EPA Recognizes Springdale (Pa.) for Protecting Drinking Water

October 28, 2005

The U.S. Environmental Protection Agency has awarded a source water protection award to the Borough of Springdale water department in Allegheny County, Pa., for its efforts to protect drinking water sources.

“The Borough of Springdale water department is receiving this award for taking several proactive measures to help ensure that residents will continue to have access to safe and healthy drinking water,” said Donald S. Welsh, regional administrator for EPA’s mid-Atlantic region. “Drinking water is a finite and precious resource so we applaud the borough’s efforts.”

Actions taken by Springdale, the birthplace of Rachel Carson, include creating a wellhead protection committee that set up a wellhead protection plan. The plan identifies actual and potential sources of contamination to the well field where the borough gets its drinking water.

Springdale also established a student education program and developed brochures and newsletters to teach residents about protecting drinking water sources. The borough has created beneficial partnerships with local industries and businesses, and held household hazardous waste pick-up events. Springdale is also working with neighboring municipalities, Harmar Township and Cheswick Borough to protect their groundwater recharge areas.

“We know that the health of our community depends upon clean drinking water, so we are committed to protecting the sources,” said James Dugan, chairman of the Springdale water plant, and a borough council member.

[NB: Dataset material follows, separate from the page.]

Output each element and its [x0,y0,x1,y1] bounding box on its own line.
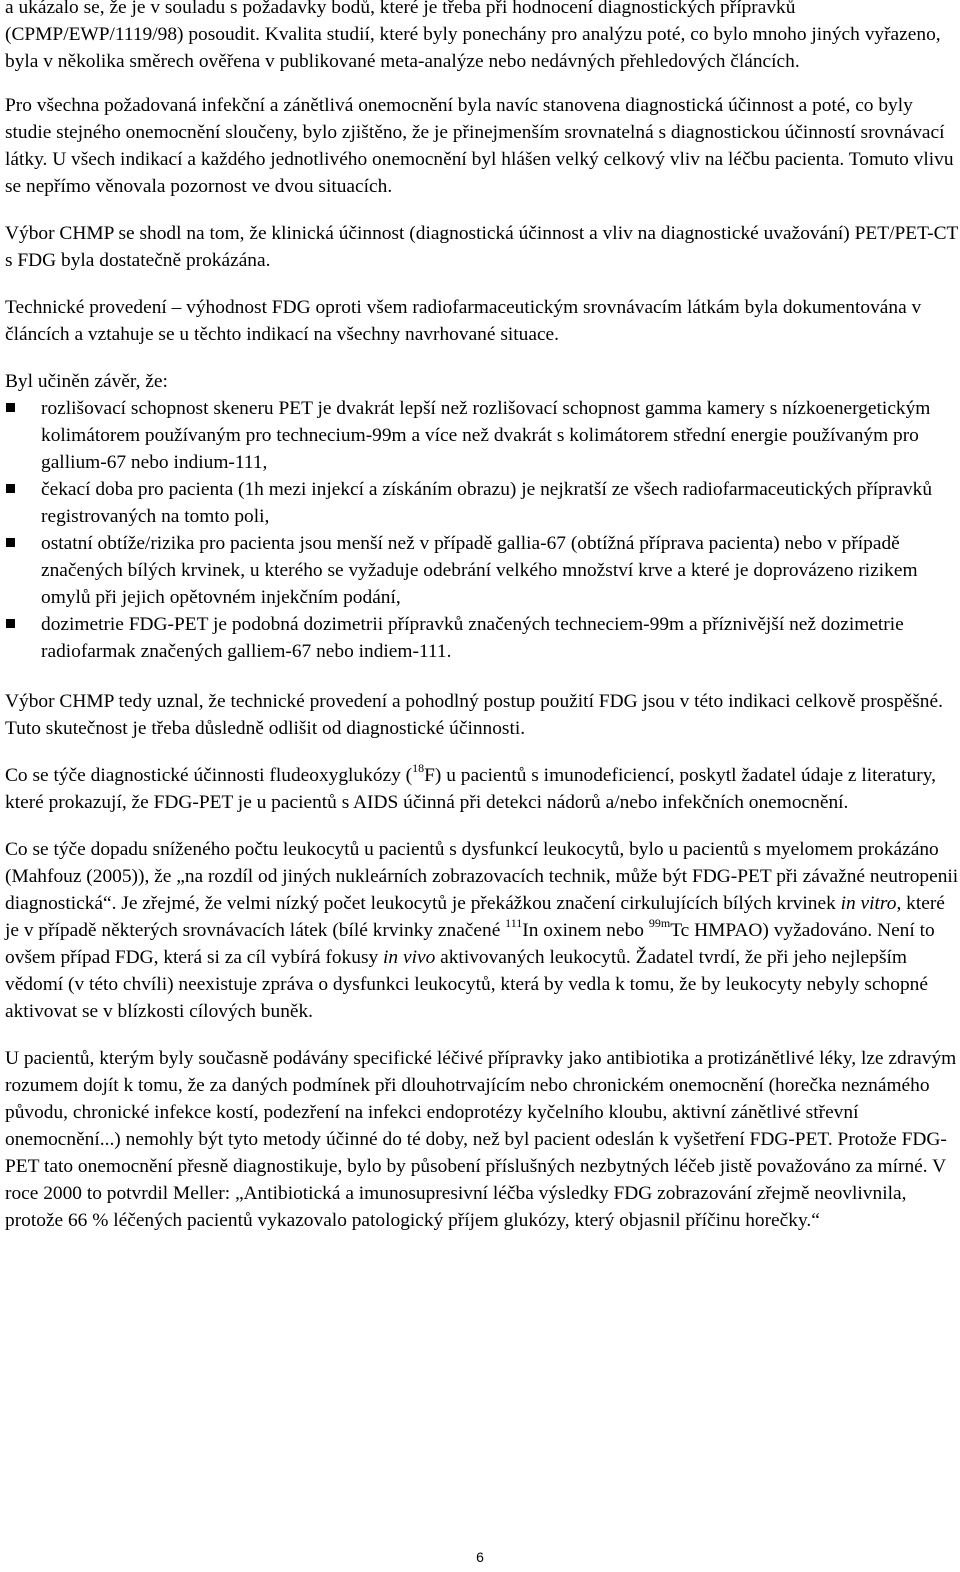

Springdale learned first-hand about the need to manage and protect their wellhead area from recent history. Runoff from a storm caused a salt storage pile to leach into the ground, which increased the sodium level in the drinking water supply. The community also dealt with impacts of contaminants leaking from an underground storage tank into the ground.

Springdale will be developing three monitoring wells that will be sampled weekly to provide an early warning detection system for water supply wells.

EPA’s source water protection awards encourage communities with public drinking water systems to take steps to protect these sources. The award is open to individuals, and public and private organizations throughout EPA’s mid-Atlantic region, which includes Virginia, Pennsylvania, West Virginia, Delaware, the District of Columbia and Maryland.

Recipients have voluntarily gone beyond what the law requires to protect their communities.

In 1996, the federal Safe Drinking Water Act was amended to give greater protection to millions of Americans who rely on public drinking water systems. By law, all states must develop source water assessments for every public water supply, but it is up to the local authorities to develop plans and measures to protect drinking water sources from contamination.